Fungsi Upacara Mabiyukukung
Upacara mabiyukukung memiliki fungsi utama sebagai sarana memohon agar padi yang sedang ditanam mendapatkan kerahayuan dan kesuburan sehingga dapat berbuah lebat. Selain itu, upacara ini juga berfungsi sebagai bentuk ungkapan terima kasih dan rasa syukur kepada Ida Sang Hyang Widhi Wasa atas berkat dan karunianya sehingga padi yang ditanam oleh para petani bisa tumbuh dengan subur. Namun selain itu, terdapat beberapa fungsi luas upacara mabiyukukung, diantaranya sebagai berikut:
- Fungsi Religius
Melalui upacara ini, kita dapat menilai bagaimana nilai-nilai agama selalu dijadikan pedoman dalam setiap ritual yang dilakukan sebagai pedoman berkehidupan masyarakat Bali. Upacara ini merupakan wujud penghargaan dari masyarakat terhadap beberapa masalah pokok dalam kehidupan keagamaan yang bersifat sakral dan suci, sehingga dapat dijadikan pedoman bagi tingkah laku beragama warga masyarakat bersangkutan (Wikarma, 1995).
- Fungsi Sosial
Melalui upacara ini, dapat dilihat seberapa besar pengaruh ritual keagamaan terhadap pranata-pranata sosial (individu, keluarga, dan masyarakat). Adanya ritual keagamaan dalam wujud upacara-upacara mengharuskan masyarakat Bali untuk saling berinteraksi satu sama lain karena kegiatan upacara memang biasanya dilakukan secara gotong-royong. Biasanya kegiatan gotong-royong mengerjakan berbagai persiapan upacara ini disebut dengan istilah ngayah. Hal ini, karena tindakan tersebut harus dilakukan secara tulus ikhlas tanpa mendapatkan bayaran apapun.

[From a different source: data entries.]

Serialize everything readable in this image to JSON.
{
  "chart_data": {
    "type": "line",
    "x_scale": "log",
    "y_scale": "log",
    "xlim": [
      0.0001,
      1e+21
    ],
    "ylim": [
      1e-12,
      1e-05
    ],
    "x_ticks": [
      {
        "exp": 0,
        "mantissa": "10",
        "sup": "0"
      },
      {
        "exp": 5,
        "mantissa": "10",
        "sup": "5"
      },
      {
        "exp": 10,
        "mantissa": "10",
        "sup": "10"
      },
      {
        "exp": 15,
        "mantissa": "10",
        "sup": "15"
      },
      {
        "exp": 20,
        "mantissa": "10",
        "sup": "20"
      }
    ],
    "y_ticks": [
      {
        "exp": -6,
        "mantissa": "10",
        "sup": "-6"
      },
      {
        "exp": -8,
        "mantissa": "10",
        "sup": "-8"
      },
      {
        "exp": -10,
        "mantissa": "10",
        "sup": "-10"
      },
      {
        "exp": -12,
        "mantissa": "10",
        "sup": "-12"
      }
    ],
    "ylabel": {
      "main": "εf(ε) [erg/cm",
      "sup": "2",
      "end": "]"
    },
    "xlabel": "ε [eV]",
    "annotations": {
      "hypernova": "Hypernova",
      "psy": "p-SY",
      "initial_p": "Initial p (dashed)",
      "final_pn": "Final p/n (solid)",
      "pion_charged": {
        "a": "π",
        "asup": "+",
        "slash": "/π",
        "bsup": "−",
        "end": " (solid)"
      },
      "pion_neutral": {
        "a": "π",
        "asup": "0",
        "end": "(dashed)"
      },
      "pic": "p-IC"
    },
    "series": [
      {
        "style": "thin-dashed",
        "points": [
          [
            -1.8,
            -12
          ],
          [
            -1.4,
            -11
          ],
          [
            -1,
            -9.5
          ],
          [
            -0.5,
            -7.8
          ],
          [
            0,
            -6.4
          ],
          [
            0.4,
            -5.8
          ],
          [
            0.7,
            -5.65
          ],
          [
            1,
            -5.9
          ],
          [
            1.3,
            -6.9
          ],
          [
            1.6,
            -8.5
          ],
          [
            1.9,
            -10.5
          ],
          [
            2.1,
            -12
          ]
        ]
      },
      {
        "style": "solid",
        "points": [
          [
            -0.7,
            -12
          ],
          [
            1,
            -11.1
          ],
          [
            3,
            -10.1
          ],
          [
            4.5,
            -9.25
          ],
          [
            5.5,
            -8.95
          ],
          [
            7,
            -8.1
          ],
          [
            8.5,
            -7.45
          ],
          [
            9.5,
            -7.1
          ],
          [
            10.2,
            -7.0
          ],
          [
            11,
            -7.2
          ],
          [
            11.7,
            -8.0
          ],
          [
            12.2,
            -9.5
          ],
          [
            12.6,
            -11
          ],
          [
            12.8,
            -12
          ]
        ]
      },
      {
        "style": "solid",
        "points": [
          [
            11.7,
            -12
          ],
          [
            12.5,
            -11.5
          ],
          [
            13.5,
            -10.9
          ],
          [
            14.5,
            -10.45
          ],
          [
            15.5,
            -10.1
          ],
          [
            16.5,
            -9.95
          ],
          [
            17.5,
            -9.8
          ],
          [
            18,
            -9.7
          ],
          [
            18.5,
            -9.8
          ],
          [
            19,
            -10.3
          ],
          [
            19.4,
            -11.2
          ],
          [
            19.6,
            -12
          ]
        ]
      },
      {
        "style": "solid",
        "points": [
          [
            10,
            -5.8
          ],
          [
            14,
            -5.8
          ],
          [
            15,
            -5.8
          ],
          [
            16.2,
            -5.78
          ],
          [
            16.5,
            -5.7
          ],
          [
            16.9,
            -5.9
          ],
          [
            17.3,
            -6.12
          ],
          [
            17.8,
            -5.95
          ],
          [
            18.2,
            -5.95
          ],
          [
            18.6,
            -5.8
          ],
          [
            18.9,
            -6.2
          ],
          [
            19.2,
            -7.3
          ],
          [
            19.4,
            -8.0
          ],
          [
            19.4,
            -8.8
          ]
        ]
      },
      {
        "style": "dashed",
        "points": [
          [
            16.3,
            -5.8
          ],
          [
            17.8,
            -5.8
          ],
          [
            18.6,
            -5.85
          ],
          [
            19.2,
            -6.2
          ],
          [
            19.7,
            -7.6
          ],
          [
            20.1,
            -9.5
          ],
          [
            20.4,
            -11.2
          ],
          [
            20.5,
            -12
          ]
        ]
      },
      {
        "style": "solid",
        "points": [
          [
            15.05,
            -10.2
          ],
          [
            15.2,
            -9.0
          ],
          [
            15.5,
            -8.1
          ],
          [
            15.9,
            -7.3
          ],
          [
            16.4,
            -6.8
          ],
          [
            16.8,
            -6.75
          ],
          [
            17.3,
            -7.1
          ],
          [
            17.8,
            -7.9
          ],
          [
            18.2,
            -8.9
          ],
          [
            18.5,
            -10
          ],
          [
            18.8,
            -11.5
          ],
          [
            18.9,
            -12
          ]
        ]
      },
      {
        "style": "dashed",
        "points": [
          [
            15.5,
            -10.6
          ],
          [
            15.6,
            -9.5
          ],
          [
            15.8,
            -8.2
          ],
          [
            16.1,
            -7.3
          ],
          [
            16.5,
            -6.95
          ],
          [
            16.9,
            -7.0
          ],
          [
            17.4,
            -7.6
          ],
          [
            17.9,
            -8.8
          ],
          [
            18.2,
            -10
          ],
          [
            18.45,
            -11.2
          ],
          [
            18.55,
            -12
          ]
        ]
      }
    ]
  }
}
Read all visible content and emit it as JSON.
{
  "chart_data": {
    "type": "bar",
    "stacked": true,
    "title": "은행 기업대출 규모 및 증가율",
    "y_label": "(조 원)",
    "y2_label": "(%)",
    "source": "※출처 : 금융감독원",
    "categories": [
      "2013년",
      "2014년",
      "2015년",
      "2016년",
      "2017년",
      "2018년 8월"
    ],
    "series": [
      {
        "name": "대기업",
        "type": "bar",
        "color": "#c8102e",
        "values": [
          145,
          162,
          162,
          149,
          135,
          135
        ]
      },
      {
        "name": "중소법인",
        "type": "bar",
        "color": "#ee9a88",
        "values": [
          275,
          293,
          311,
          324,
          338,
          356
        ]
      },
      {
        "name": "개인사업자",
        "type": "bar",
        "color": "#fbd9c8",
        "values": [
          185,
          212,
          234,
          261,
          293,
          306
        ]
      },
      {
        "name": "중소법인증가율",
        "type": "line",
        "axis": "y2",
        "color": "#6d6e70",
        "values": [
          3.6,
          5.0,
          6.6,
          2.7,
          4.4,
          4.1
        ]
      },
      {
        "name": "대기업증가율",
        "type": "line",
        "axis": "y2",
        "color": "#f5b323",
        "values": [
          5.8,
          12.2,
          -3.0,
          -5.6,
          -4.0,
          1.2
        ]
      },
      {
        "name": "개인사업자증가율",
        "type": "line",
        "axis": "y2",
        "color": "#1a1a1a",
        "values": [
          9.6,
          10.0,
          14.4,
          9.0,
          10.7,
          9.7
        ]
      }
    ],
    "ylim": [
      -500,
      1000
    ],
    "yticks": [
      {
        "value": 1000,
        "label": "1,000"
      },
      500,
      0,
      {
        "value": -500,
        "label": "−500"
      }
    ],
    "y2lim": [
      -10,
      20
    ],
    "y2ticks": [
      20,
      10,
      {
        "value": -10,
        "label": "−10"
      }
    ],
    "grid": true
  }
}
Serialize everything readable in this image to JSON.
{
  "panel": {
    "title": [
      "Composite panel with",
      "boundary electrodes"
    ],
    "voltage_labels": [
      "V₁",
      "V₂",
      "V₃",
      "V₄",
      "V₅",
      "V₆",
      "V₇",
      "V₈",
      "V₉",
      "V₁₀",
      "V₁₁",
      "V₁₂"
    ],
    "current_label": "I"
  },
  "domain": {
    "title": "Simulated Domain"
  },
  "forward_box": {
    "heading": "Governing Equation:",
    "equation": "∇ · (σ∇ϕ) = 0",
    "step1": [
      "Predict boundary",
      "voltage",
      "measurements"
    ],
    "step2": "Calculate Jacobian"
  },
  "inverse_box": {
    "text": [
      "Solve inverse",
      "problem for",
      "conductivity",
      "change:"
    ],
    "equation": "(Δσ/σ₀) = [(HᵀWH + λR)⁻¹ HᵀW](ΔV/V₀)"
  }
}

Sarana Upacara Mabiyukukung
Dalam melakukan upacara mabiyukukung, terdapat beberapa banten persembahan yang digunakan sebagai sarana atau medianya, antara lain sebagai berikut:
- Banten Sorohan
- Banten Penguritan
- Sampiyan Banten Jerimpen di Wakul
- Banten Cau
- Banten Temuku
- Sayut Pabersihan
- Canang Gede
- Penjor Biyukukung
Upacara mabiyukukung dilakukan pada area persawahan, tepatnya pada bagian pintu air atau lubang air yang menjadi tempat (hulu) masuknya air di tiap petak-petak sawah garapan. Berbeda dari upacara pada umumnya, pamuput atau penyudahan upacara tidak harus dilakukan oleh pemangku, melainkan dapat dilakukan sendiri oleh pemilik sawah.
Demikianlah informasi mengenai upacara mabiyukukung beserta pengertian, fungsi, dan sarana upacaranya. Semoga informasi ini dapat berguna dan menambah wawasan detikers mengenai tradisi dan ritual-ritual yang ada di Bali.